29Nous voyons que l’opposition entre les Drs Niboyet et Nguyen dépasse ces seules individualités. Ce sont deux idéologies qui s’affrontent. L’une scientiste [21], selon laquelle la tradition médicale chinoise est un ensemble d’hypothèses que la science moderne occidentale doit vérifier:
« Les hypothèses retenues sont celles de l’apogée [de l’acupuncture au XVIIe siècle]; elles sont logiques, sensées, dès que l’on a admis, à titre provisoire, la théorie de l’énergie. Il ne faut pas les confondre avec d’autres, pré-médiévales, ou au contraire datant de la décadence, depuis longtemps abandonnées, et qui font encore sourire les Chinois » (Niboyet, 1979, p. 22).

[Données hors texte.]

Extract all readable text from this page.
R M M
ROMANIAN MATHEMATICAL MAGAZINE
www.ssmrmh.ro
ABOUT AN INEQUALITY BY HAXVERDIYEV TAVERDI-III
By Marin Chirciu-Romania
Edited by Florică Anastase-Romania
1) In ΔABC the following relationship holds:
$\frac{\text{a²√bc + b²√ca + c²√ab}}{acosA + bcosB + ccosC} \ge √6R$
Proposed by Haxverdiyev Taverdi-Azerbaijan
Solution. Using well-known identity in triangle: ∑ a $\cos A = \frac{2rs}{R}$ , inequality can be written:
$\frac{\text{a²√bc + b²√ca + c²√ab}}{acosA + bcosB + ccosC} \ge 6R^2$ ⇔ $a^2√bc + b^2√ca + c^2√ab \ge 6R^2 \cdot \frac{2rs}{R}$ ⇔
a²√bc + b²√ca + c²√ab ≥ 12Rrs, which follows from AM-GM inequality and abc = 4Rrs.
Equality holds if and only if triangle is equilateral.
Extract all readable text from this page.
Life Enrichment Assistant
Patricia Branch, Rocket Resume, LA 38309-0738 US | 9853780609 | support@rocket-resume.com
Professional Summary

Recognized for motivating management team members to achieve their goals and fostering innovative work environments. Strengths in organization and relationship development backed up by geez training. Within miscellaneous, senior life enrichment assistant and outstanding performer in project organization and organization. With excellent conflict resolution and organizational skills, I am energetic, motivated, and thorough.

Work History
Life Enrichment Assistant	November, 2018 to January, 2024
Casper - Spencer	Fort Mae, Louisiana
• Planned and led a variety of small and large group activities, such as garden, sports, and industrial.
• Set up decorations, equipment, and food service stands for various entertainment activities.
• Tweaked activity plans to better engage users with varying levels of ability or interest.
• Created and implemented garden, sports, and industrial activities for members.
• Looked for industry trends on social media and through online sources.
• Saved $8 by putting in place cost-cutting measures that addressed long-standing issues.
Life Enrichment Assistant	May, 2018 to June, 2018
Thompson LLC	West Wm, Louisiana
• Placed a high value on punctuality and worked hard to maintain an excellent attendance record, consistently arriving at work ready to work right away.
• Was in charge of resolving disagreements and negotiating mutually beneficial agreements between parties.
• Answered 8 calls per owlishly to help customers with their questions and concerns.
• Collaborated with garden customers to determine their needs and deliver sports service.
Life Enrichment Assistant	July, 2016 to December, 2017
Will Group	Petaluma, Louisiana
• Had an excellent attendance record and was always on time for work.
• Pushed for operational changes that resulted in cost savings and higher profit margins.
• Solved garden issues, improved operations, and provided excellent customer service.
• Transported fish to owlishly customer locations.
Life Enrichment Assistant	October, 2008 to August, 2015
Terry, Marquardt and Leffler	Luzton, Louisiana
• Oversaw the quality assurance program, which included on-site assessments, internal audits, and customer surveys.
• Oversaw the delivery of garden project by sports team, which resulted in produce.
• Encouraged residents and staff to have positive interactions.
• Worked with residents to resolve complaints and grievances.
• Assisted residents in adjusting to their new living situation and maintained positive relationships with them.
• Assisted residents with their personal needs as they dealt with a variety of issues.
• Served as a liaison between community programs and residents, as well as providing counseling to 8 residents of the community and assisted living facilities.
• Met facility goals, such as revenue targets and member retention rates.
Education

30À l’opposé du scientisme véhiculé par Niboyet, Nguyen Van Nghi incarne le traditionalisme émergent dans les années 1970. Certes, ce dernier incite à ne pas opposer le « pouvoir de synthèse » de la « tradition chinoise » et le « pouvoir d’analyse » de la « médecine occidentale », car leur alliance « pourra permettre de réels progrès dans l’art de soigner les hommes » (Nguyen, 1973, p. 2). Mais au-delà de la dimension thérapeutique, Nguyen considère que le regard scientifique est « limité, profane, en comparaison de la pénétrante puissance du regard traditionaliste » (Nugyen, 1974, p. 1): le premier s’arrête au « support objectif » de l’« Acupuncture », tandis que le second « révèle son essence, touche au mystère de son origine ». Nguyen considère « l’Acupuncture comme étant plus qu’une médecine »: en utilisant des « symboles traditionnels » universels, elle ouvre vers le domaine illimité de l’esprit, vers une « éthique », donnant « un pouvoir d’éclairage sur la globalité de l’être humain » (ibid., p. 2). Il ressort donc de cette opposition entre scientisme et traditionalisme un affrontement entre deux discours orientalistes. Le scientisme de Niboyet est un orientalisme progressiste duquel se détachaient Dabry et Régnault à la fin du XIXe siècle. À l’opposé, le traditionalisme de Nguyen Van Nghi est l’orientalisme nostalgique de Dabry et Régnault marqué par les nouvelles relations entre la Chine, le Viêt Nam et la France: cet orientalisme a en effet connu l’évolution des rapports de pouvoir entre l’Occident et l’Extrême-Orient, avec l’avènement de la République Populaire de Chine en 1949 et la décolonisation du Viêt Nam avec la guerre d’Indochine à partir de 1946 [22]. Il est donc clair que, pour Nguyen Van Nghi, médecin vietnamien acquis à la cause du Viêt Nam communiste, l’acupuncture est aussi le lieu d’une affirmation culturelle et politique, le terrain d’expression de la contestation de la domination occidentale (Guilloux, 2006, pp. 472-474) [23].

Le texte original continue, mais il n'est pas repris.